Mas hoje é um dia já de si bem bizarro: por esta hora, estão a acontecer coisas que muitos de nós nunca imaginámos que pudessem vir a acontecer. A falta – embora devidamente justificada – do apresentador de um livro será, pela certa, a última razão pela qual, de futuro, se falará deste dia 20 de Janeiro de 2017.
Frederico Duarte Carvalho, um jornalista que eu não conhecia pessoalmente, formulou-me, há várias semanas, o convite para poder apresentar um livro que escrevera.
Ao referir que o tema era Bilderberg, ele recordar-se-á que fiz, de imediato, uma declaração de interesses: sou muito pouco dado a teorias conspirativas, tenho uma leitura muito própria e arraigada sobre a real importância desse tipo de cenáculos, pelo que admitia que a minha apresentação pudesse não servir os propósitos do seu convite.
Mas o autor, simpaticamente, insistou e sublinhou que ele tinha especialmente a ver com a circunstância de ter descortinado, nos arquivos do Ministério dos Negócios Estrangeiros, algumas peças documentais sobre o modo como a ditadura portuguesa se relacionara com Bilderberg.

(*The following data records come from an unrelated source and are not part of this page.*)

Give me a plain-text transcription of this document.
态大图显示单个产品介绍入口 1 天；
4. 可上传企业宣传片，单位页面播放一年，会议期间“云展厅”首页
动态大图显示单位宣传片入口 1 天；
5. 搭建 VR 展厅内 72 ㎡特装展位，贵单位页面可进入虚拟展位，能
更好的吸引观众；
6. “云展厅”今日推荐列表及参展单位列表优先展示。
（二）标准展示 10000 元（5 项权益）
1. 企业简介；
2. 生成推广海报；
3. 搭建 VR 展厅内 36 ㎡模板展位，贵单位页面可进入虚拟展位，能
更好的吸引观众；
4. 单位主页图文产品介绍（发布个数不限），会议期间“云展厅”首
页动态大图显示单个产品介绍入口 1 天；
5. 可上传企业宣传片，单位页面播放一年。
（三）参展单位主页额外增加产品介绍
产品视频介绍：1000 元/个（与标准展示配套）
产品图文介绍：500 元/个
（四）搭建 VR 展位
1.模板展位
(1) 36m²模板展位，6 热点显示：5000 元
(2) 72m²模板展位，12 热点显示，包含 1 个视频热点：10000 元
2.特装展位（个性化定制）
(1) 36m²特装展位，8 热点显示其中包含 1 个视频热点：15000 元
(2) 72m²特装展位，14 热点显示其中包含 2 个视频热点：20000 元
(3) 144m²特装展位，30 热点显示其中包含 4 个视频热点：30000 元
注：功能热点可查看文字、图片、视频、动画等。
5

E aí, confesso, a minha curiosidade prevaleceu.
E li o livro.
Quem conhece a escrita de Frederico Duarte Carvalho - e eu conhecia-o já dos jornais e de um seu livro anterior –, a sua agilidade estilística, o seu jeito de reporter, sabe que está perante alguém com uma linguagem viva, apelativa, com forte riqueza de imagens.
Temos perante nós um livro em português de lei, com ritmo e boa organização das ideias que promove. O autor vai desfiando a sua tese, procurando, a cada tempo, encontrar uma lógica que dê coerência àquilo que pretende demonstrar. Por isso, porque este é um livro bem escrito – e farto-me de ler livros mal escritos - fiz a leitura deste “Governo Bilderberg” quase de uma vez só, com o prazer de leitor militante que sou. Mas não saí dele com o meu ceticismo infirmado.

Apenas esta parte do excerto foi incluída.